Over-expression of Sar1 mutants and of Sec12 induces the redistribution of YFP-Phyl1.1 to the ER. (A, B) Expression of the mutant blocked forms of Sar1, Sar1-GDP and Sar1-GTP, inhibits transport of the protein YFP-Phyl1.1 to the PM and maintains it in the ER network. (C, D) Over-expression of Sec12 redistributes YFP-Phyl1.1 together with the co-expressed ST-RFP into the ER (D) compared with the control (C).

Fig. 5.

Over-expression of the SNAREs Sec22-CFP (A) and Memb11-CFP (B) redistributes YFP-Phyl1.1 from the PM into the ER.

Fig. 6.

Structural models for the Phyl1.1 and Phyl 1.2 longin domains. Opaque (top) and partially transparent (bottom, to highlight secondary structure) surface representations of the structural models for the LD of Phyl1.1 (left images) and Phyl1.2 (right images). The α1-β3 region is highlighted in yellow.

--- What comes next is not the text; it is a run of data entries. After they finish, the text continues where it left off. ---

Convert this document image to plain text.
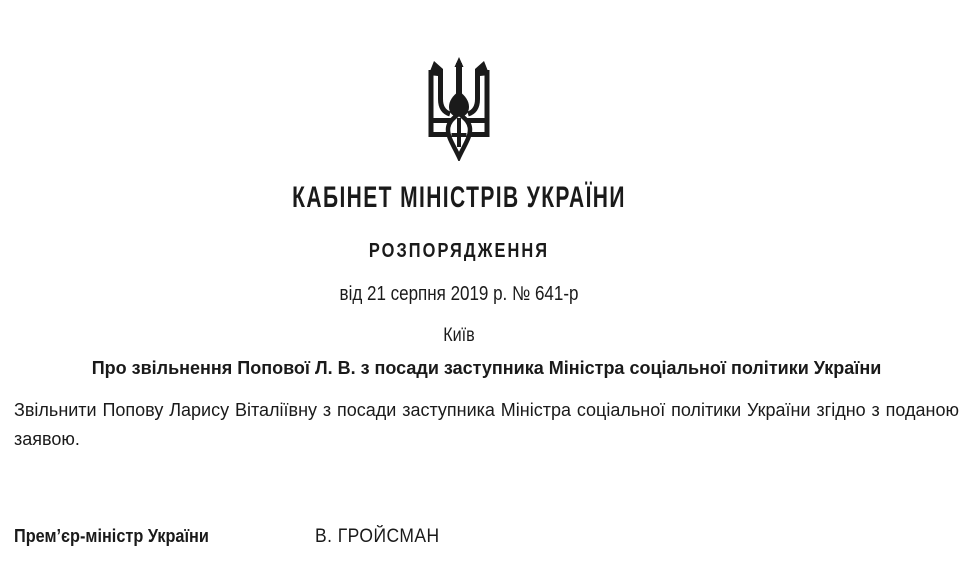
КАБІНЕТ МІНІСТРІВ УКРАЇНИ
РОЗПОРЯДЖЕННЯ
від 21 серпня 2019 р. № 641-р
Київ
Про звільнення Попової Л. В. з посади заступника Міністра соціальної політики України

Звільнити Попову Ларису Віталіївну з посади заступника Міністра соціальної політики України згідно з поданою заявою.

Прем’єр-міністр України	В. ГРОЙСМАН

The YF motif specific to Phyl1.1 and Phyl1.2 (red) is surface exposed, while the YF motif shared by all four phytolongins (blue) is buried in the LD core.

Fig. 7.

Trafficking motifs of Phyl1.1. Top: Amino acid sequences of Phyl1.1 and its mutated regions. Two putative ER export motifs, YF, are highlighted in blue; the TMD (24 amino acids; highlighted in red) was shortened, deleting the six amino acids in italic text. (A) Normal localization of YFP-Phyl1.1 at the PM. (B) The mutated YFP-Phyl1.1Y48G/F49G is retained in the ER network. (C) The mutated YFP-Phyl1.1TMD is localized at the PM, indicating that shortening the TMD did not affect its transport to the PM. (D, E) Co-expression of YFP-Phyl1.1Y48G/F49G with the ER marker RFP-HDEL and the Golgi marker ST-RFP. (F, G) Retention of YFP-Phyl1.1(GF)(Y48G/F49) and YFP-Phyl1.1(FF)(Y48F/F49) at the beginning of the secretory pathway (mostly in the ER) by co-expression with the respective ER marker RFP-HDEL. (H) Phyl1.2(GG)(Y50G/F51G) forms large aggregates co-localizing with the ER network.